Coexistent Membranous Nephropathy with Doubly ANCA-Associated Crescentic Glomerulonephritis: A Case Report and Review of Literature
- *Corresponding Author:
- Wisit Cheungpasitporn
Department of Internal Medicine
Bassett Medical Center and Columbia University College of Physicians and Surgeons
Cooperstown, New York 13326, USA
E-mail: [email protected]
Received Date: October 24, 2011; Accepted Date: November 15, 2011; Published Date: November 17, 2011
Citation: Chanprasert S, Cheungpasitporn W, Eldred AK (2011) Coexistent Membranous Nephropathy with Doubly ANCA-Associated Crescentic Glomerulonephritis: A Case Report and Review of Literature. J Nephrol Therapeutic 1:106. doi:10.4172/2161-0959.1000106
Copyright: © 2011 Chanprasert S, et al. This is an open-access article distributed under the terms of the Creative Commons Attribution License, which permits unrestricted use, distribution, and reproduction in any medium, provided the original author and source are credited.
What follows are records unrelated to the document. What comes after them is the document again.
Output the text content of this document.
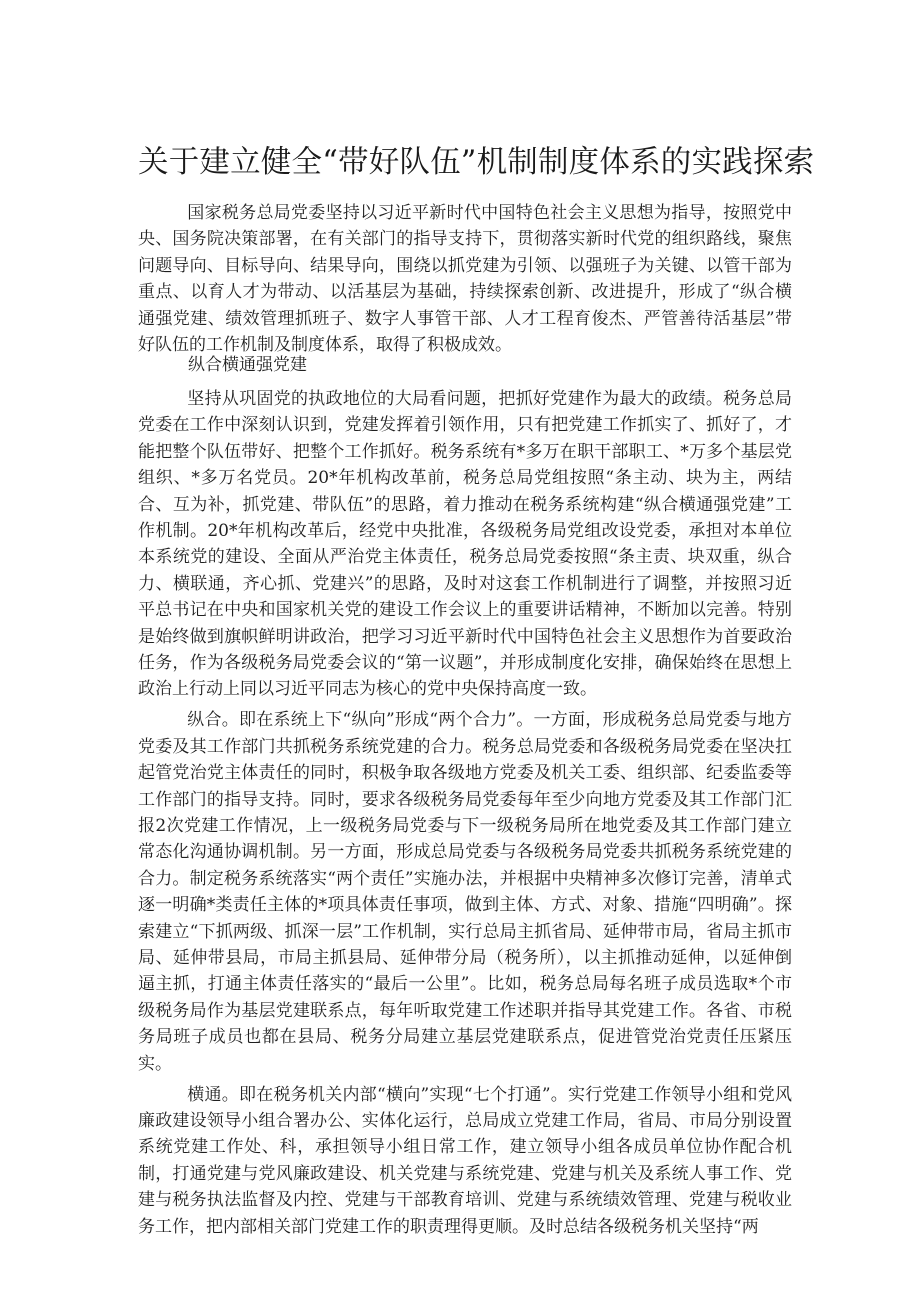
关于建立健全“带好队伍”机制制度体系的实践探索

国家税务总局党委坚持以习近平新时代中国特色社会主义思想为指导，按照党中央、国务院决策部署，在有关部门的指导支持下，贯彻落实新时代党的组织路线，聚焦问题导向、目标导向、结果导向，围绕以抓党建为引领、以强班子为关键、以管干部为重点、以育人才为带动、以活基层为基础，持续探索创新、改进提升，形成了“纵合横通强党建、绩效管理抓班子、数字人事管干部、人才工程育俊杰、严管善待活基层”带好队伍的工作机制及制度体系，取得了积极成效。

纵合横通强党建

坚持从巩固党的执政地位的大局看问题，把抓好党建作为最大的政绩。税务总局党委在工作中深刻认识到，党建发挥着引领作用，只有把党建工作抓实了、抓好了，才能把整个队伍带好、把整个工作抓好。税务系统有*多万在职干部职工、*万多个基层党组织、*多万名党员。20*年机构改革前，税务总局党组按照“条主动、块为主，两结合、互为补，抓党建、带队伍”的思路，着力推动在税务系统构建“纵合横通强党建”工作机制。20*年机构改革后，经党中央批准，各级税务局党组改设党委，承担对本单位本系统党的建设、全面从严治党主体责任，税务总局党委按照“条主责、块双重，纵合力、横联通，齐心抓、党建兴”的思路，及时对这套工作机制进行了调整，并按照习近平总书记在中央和国家机关党的建设工作会议上的重要讲话精神，不断加以完善。特别是始终做到旗帜鲜明讲政治，把学习习近平新时代中国特色社会主义思想作为首要政治任务，作为各级税务局党委会议的“第一议题”，并形成制度化安排，确保始终在思想上政治上行动上同以习近平同志为核心的党中央保持高度一致。

纵合。即在系统上下“纵向”形成“两个合力”。一方面，形成税务总局党委与地方党委及其工作部门共抓税务系统党建的合力。税务总局党委和各级税务局党委在坚决扛起管党治党主体责任的同时，积极争取各级地方党委及机关工委、组织部、纪委监委等工作部门的指导支持。同时，要求各级税务局党委每年至少向地方党委及其工作部门汇报2次党建工作情况，上一级税务局党委与下一级税务局所在地党委及其工作部门建立常态化沟通协调机制。另一方面，形成总局党委与各级税务局党委共抓税务系统党建的合力。制定税务系统落实“两个责任”实施办法，并根据中央精神多次修订完善，清单式逐一明确*类责任主体的*项具体责任事项，做到主体、方式、对象、措施“四明确”。探索建立“下抓两级、抓深一层”工作机制，实行总局主抓省局、延伸带市局，省局主抓市局、延伸带县局，市局主抓县局、延伸带分局（税务所），以主抓推动延伸，以延伸倒逼主抓，打通主体责任落实的“最后一公里”。比如，税务总局每名班子成员选取*个市级税务局作为基层党建联系点，每年听取党建工作述职并指导其党建工作。各省、市税务局班子成员也都在县局、税务分局建立基层党建联系点，促进管党治党责任压紧压实。

横通。即在税务机关内部“横向”实现“七个打通”。实行党建工作领导小组和党风廉政建设领导小组合署办公、实体化运行，总局成立党建工作局，省局、市局分别设置系统党建工作处、科，承担领导小组日常工作，建立领导小组各成员单位协作配合机制，打通党建与党风廉政建设、机关党建与系统党建、党建与机关及系统人事工作、党建与税务执法监督及内控、党建与干部教育培训、党建与系统绩效管理、党建与税收业务工作，把内部相关部门党建工作的职责理得更顺。及时总结各级税务机关坚持“两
Introduction: Membranous nephropathy (MN) is the most common causes of the nephrotic syndrome in nondiabetic, Caucasian adults. Pauci-immune necrotizing and crescentic glomerulonephritis (PNCGN) typically present with rapidly progressive glomerulonephritis. Coexistent MN and PNCGN is a rare occurrence. We report a case of both MPO- and PR3-ANCA associated NCGN with MN that presented as rapidly progressive glomerulonephritis. Case presentation: A 46-year-old female presented with nausea and vomiting. On physical examination, the patient was a febrile and normotensive. Blood tests showed acute kidney injury and anemia. Urinalysis demonstrated numerous dysmorphic red blood cells with granular casts and nephrotic range proteinuria. Further testing showed negative ANA, positive anti-dsDNA, PR3-ANCA and MPO-ANCA. Kidney biopsy revealed the diagnosis of concurrent PNCGN with membranous nephropathy. The diagnosis of concurrent ANCA-associated NCGN with Membranous nephropathy was made. High dose intravenous methyl prednisolone was initiated. Unfortunately, the patient developed diffuse alveolar hemorrhage and underwent 6 cycles of plasmapheresis, intravenous Cyclophosphamide and pulse dose steroids with transitioned to oral prednisone and mycophenolate. On follow up, her disease seemed to be well suppressed without dialysis. Conclusion: Membranous nephropathy with PNCGN is a rare concurrent glomerulopathy, and even more rare with both MPO and PR-3 positivity. The diagnosis of MN with PNCGN should be considered in patients who present with RPGN and nephrotic range proteinuria.